Here are three suggestions a risk analyst can use to effectively communicate and win over disagreeing stakeholders.
1. Shortly after a claim that the loss exposure is too low, the stakeholder will cite a completely fabricated version of a worst-case loss event.
Instead of arguing against the missing data points and lack of context, a risk analyst can begin to align himself with the stakeholder by showing the loss exceedance curve, and how the 90th percentile accounts for most Black Swan scenarios. Then, this is the appropriate time to remind the audience the important difference between what’s probable and what’s possible. Additionally, it is vital the audience understands how loss event frequency impacts annualized loss exposure. Oftentimes dissenting stakeholders fail to understand that a loss event without the context of time simply becomes an impact analysis.
2. For some stakeholders, risk quantification is mysterious.
Whether that’s due to a lack of exposure, explanation, or desire to look behind the curtains, risk analysts must deal with an audience that may not fully understand the process they are using. Because of this, cyber risk quantification practitioners should limit the amount of conversation around statistical theory.
Instead, the risk management program should be built on transparency achieved by documenting rationale, processes, and procedures. A formal risk assessment methodology should be adopted by the risk management team, approved by senior security leaders, and made publicly accessible. The process of asking stakeholders to accept the results of an assessment should be governed by the risk management standard.

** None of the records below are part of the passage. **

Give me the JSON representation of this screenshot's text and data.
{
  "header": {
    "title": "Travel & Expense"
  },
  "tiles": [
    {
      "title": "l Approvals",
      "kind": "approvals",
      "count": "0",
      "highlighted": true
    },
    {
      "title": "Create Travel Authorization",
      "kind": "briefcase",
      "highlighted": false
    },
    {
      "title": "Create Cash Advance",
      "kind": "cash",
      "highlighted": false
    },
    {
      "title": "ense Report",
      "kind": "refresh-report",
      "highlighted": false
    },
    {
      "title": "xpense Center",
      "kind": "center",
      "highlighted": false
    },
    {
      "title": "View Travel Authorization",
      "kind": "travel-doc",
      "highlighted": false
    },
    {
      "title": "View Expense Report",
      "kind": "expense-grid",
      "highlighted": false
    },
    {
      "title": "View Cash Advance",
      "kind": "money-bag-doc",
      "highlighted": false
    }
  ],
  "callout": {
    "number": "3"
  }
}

This empowers the risk owner to act within the authority granted to him by an overarching document, which has been viewed, approved, and signed by senior leadership. Being transparent in process is a crucial step in disarming destructive CYA behavioral bias.
3. Directly addressing misapplied frameworks or educational models can quickly identify the faulty assumptions that drive stakeholder rejection
The previous two suggestions are nuanced responses that do not directly call out a specific influencer of rejection. The suggestion in this paragraph is the only one that should directly and explicitly call out existing stakeholder assumptions. It is important that risk analysts do not attack stakeholder assumptions, but tactfully address them in a way that correctly establishes the context for objective risk assessment. One of the best ways to accomplish this is to admit the value of the misused framework in the right context. This aligns yourself with the audience, while still expertly defining the correct context for the analytical work.
Conclusion: Empathy and Cyber Risk Quantification
As the conversation around the risk assessment develops, it is important to understand the role a risk analyst plays. ‘Risk therapist’ is not an industry term yet, but maybe it should be. One of the most important character traits a risk analyst can exercise during these conversations is empathy. The understanding that the stakeholder is operating under a series of assumptions and inclinations against objective analysis should gently guide the conversation towards a resolution.
Zach Cossairt, a FAIR analyst and an emerging expert in Behavioral Economics, captures this thought in his blog post Human Nature In our FAIR Risk Programs: Work with It Not Against It: “The unevenness between our motives to avoid losses and achieve gains produces inertia and status quo bias… and any proposed change is evaluated as a concession, and therefore a loss. People. Hate. Losses”
One of the best ways to work with human nature in our risk programs is to understand it and skillfully apply simple response strategies to ally with the stakeholder, and influence change with a scalpel not a hammer.